O Princípio 8 da IADI, que trata de Cobertura, assim recomenda:
“As autoridades encarregadas de preparar as políticas de seguro de depósito devem definir claramente o nível e o escopo da cobertura do mesmo. A cobertura deve ser limitada, credível e proteger a grande maioria dos depositantes, deixando, no entanto, uma quantidade substancial de depósitos expostos à disciplina do mercado. A cobertura de seguro de depósito deve ser consistente com os objetivos de política pública relacionados ao sistema de seguro de depósito e as características do projeto de depósito.”
Vê-se que a IADI recomenda a cobertura limitada de depósitos, como um dos fatores para mitigar o risco moral, resguardando, porém, que deve ser protegida a grande maioria dos depositantes.
Na “Orientação para sistemas eficazes de seguro de depósitos: cobertura de depósitos”, preparado pelo Comitê de Pesquisa e Orientação da IADI, em 2013, recomenda-se que o limite de cobertura deve ter como alvo a cobertura entre 90 a 95% do número de depositantes.
O que importa, então, é o efeito do limite de garantia ordinária de R$ 250 mil, o mesmo para os dois fundos brasileiros: segundo dados dos respectivos relatórios, em dezembro de 2019, o limite cobria, no FGCoop 99,17% dos depositantes e investidores e, no FGC, 99,67%.
Outro ponto que mostra que o limite brasileiro para a garantia ordinária está mais do que adequado é em relação à renda per capita do país: a título de exemplo:
- na Alemanha e na Itália, onde o limite de cobertura é de 100 mil euros, corresponde a 2,35 e 3,15 vezes o PIB per capita;
- no Brasil, o limite de R$ 250 mil equivale a 5,59 vezes,
- relação maior até mesmo que a dos EUA, onde o limite de 250 mil dólares corresponde a 4,48 vezes o PIB per capita (dados de dezembro/2019)[1].
Para que não se confunda com aumento de limite, ressalte-se que a alteração aprovada no Regulamento do FGC pela Resolução nº 4.620/2017, limitando a cobertura de cada credor no conjunto de todas as instituições associadas a R$ 1 milhão a cada período de quatro anos consecutivos, manteve a garantia ordinária de R$ 250 mil por instituição. A justificativa pode ser extraída do Relatório de Estabilidade Financeira do BCB, Abril/2019: “Tal limite foi considerado adequado para a manutenção da proteção ao investidor hipossuficiente e para, simultaneamente, desestimular o comportamento de fracionamento de investimentos por parte de alguns poucos investidores alcançados pelo novo regramento normativo atinente à garantia de depósitos.”

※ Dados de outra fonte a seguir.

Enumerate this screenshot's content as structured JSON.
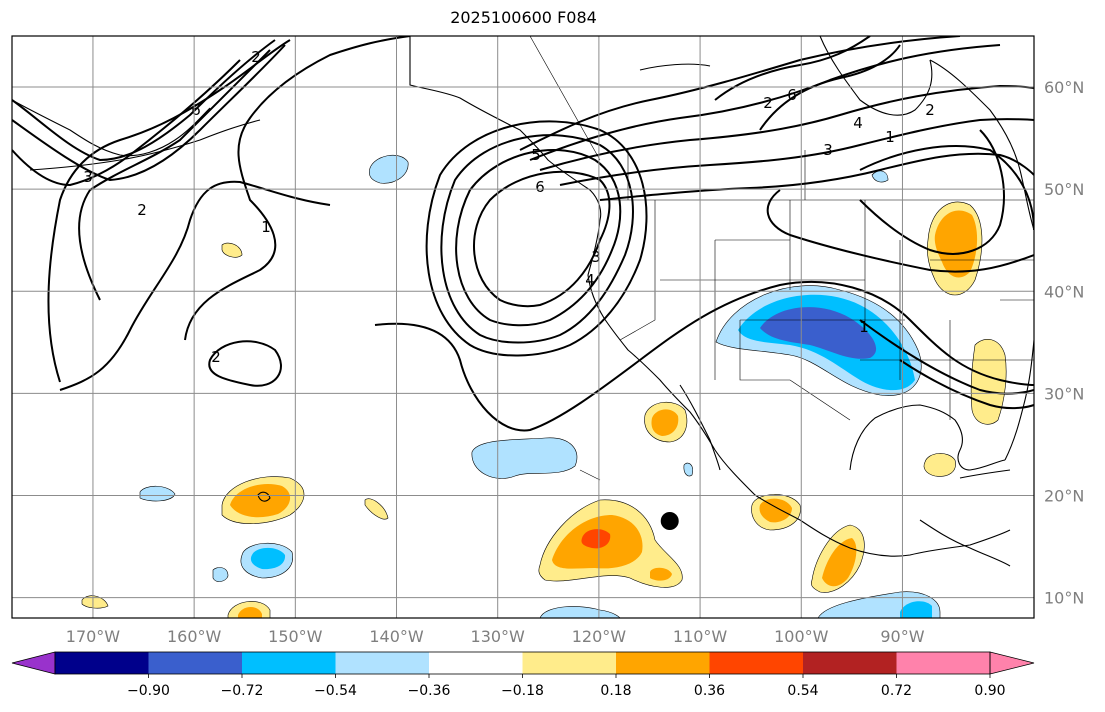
{
  "title": "2025100600 F084",
  "map": {
    "lon_range": [
      -178,
      -77
    ],
    "lat_range": [
      8,
      65
    ],
    "projection": "PlateCarree",
    "grid": true,
    "lat_ticks": [
      "60°N",
      "50°N",
      "40°N",
      "30°N",
      "20°N",
      "10°N"
    ],
    "lon_ticks": [
      "170°W",
      "160°W",
      "150°W",
      "140°W",
      "130°W",
      "120°W",
      "110°W",
      "100°W",
      "90°W"
    ],
    "contour_labels": [
      "2",
      "6",
      "3",
      "2",
      "1",
      "2",
      "6",
      "4",
      "3",
      "5",
      "2",
      "6",
      "4",
      "3",
      "1",
      "2",
      "1"
    ],
    "station_marker": {
      "lon": -113,
      "lat": 17.5
    }
  },
  "colorbar": {
    "ticks": [
      "−0.90",
      "−0.72",
      "−0.54",
      "−0.36",
      "−0.18",
      "0.18",
      "0.36",
      "0.54",
      "0.72",
      "0.90"
    ],
    "colors": [
      "#9932cc",
      "#00008b",
      "#3a5fcd",
      "#00bfff",
      "#b0e2ff",
      "#ffffff",
      "#ffec8b",
      "#ffa500",
      "#ff4500",
      "#b22222",
      "#ff82ab"
    ]
  }
}
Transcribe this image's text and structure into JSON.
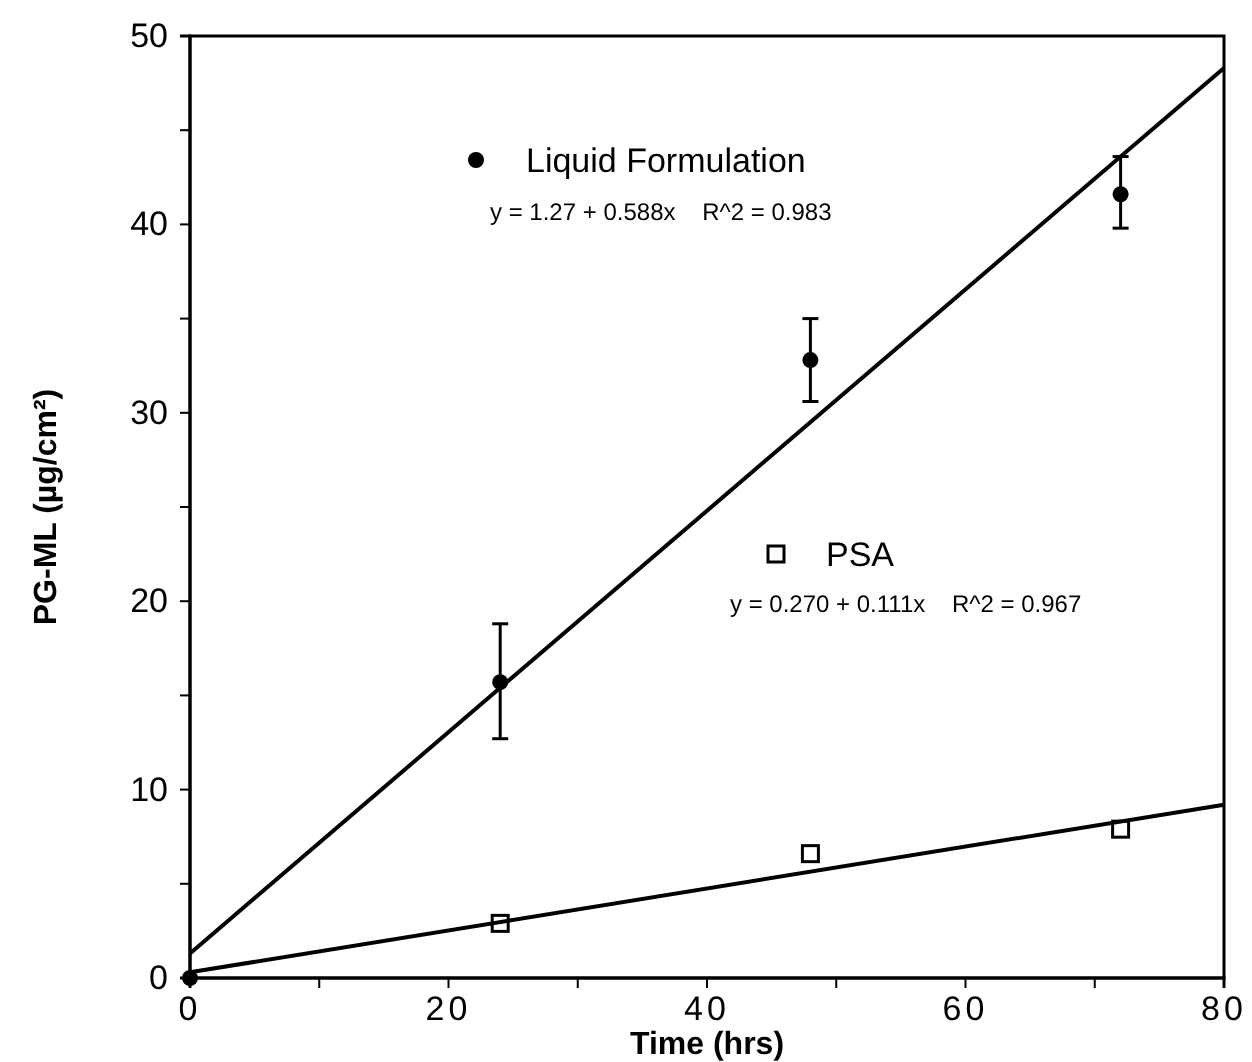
{
  "chart_data": {
    "type": "scatter",
    "xlabel": "Time   (hrs)",
    "ylabel": "PG-ML    (µg/cm²)",
    "xlim": [
      0,
      80
    ],
    "ylim": [
      0,
      50
    ],
    "xticks": [
      0,
      {
        "value": 10,
        "label": null
      },
      20,
      {
        "value": 30,
        "label": null
      },
      40,
      {
        "value": 50,
        "label": null
      },
      60,
      {
        "value": 70,
        "label": null
      },
      80
    ],
    "yticks": [
      0,
      {
        "value": 5,
        "label": null
      },
      10,
      {
        "value": 15,
        "label": null
      },
      20,
      {
        "value": 25,
        "label": null
      },
      30,
      {
        "value": 35,
        "label": null
      },
      40,
      {
        "value": 45,
        "label": null
      },
      50
    ],
    "grid": false,
    "legend": "top",
    "series": [
      {
        "name": "Liquid Formulation",
        "color": "#000000",
        "marker": "circle",
        "x": [
          0,
          24,
          48,
          72
        ],
        "values": [
          0,
          15.7,
          32.8,
          41.6
        ],
        "errors": [
          null,
          [
            12.7,
            18.8
          ],
          [
            30.6,
            35.0
          ],
          [
            39.8,
            43.6
          ]
        ]
      },
      {
        "name": "PSA",
        "color": "#000000",
        "marker": "square",
        "x": [
          24,
          48,
          72
        ],
        "values": [
          2.9,
          6.6,
          7.9
        ]
      },
      {
        "type": "line",
        "color": "#000000",
        "marker": "none",
        "x": [
          0,
          80
        ],
        "values": [
          1.3,
          48.3
        ]
      },
      {
        "type": "line",
        "color": "#000000",
        "marker": "none",
        "x": [
          0,
          80
        ],
        "values": [
          0.3,
          9.2
        ]
      }
    ],
    "annotations": [
      "y = 1.27 + 0.588x    R^2 = 0.983",
      "y = 0.270 + 0.111x    R^2 = 0.967"
    ]
  }
}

Por fim, importante lembrar:
- limite e condições de garantia estão presentes nos regulamentos dos fundos garantidores brasileiros;
- embora ambos os fundos sejam de natureza privada, seus estatutos e regulamentos, por força de resoluções[2], têm que ser aprovados pelo Conselho Monetário Nacional (CMN), após exame do Banco Central, para assegurar o cumprimento dos requisitos e características mínimas estabelecidos naqueles normativos;
- eventual alteração de limite de cobertura ordinária deve ser aplicada a ambos os fundos, para não gerar assimetria que afete as condições de competitividade nesse quesito;
- ressalvam-se coberturas especiais que a mudança de contexto econômico possa induzir e que venham a ser implementadas de acordo com as especificidades de um ou outro sistema, o cooperativista ou o bancário, mas que também deverão sempre ter a concordância de Banco Central e aprovação do CMN.
[1] Alemanha: Statutory Deposit Guarantee System of German Cooperative Banks; Itália: Credit Cooperatives Depositors Guarantee Fund / Fondo di Garanzia dei Depositanti del Credito Cooperativo; EUA: National Credit Union Administration (NCUA)
[2] FGC: Resolução CMN nº 2.197/1995; FGCoop: Resolução CMN nº 4.150/2012
Por Lúcio César de Faria, graduado em Economia, Administração e Ciências Contábeis, e com pós-graduação em Capacitação e Potencialização Gerencial. Atuou como assessor do Banco Central do Brasil e como diretor do FGCoop, sendo também Conselheiro de Administração formado pelo IBGC.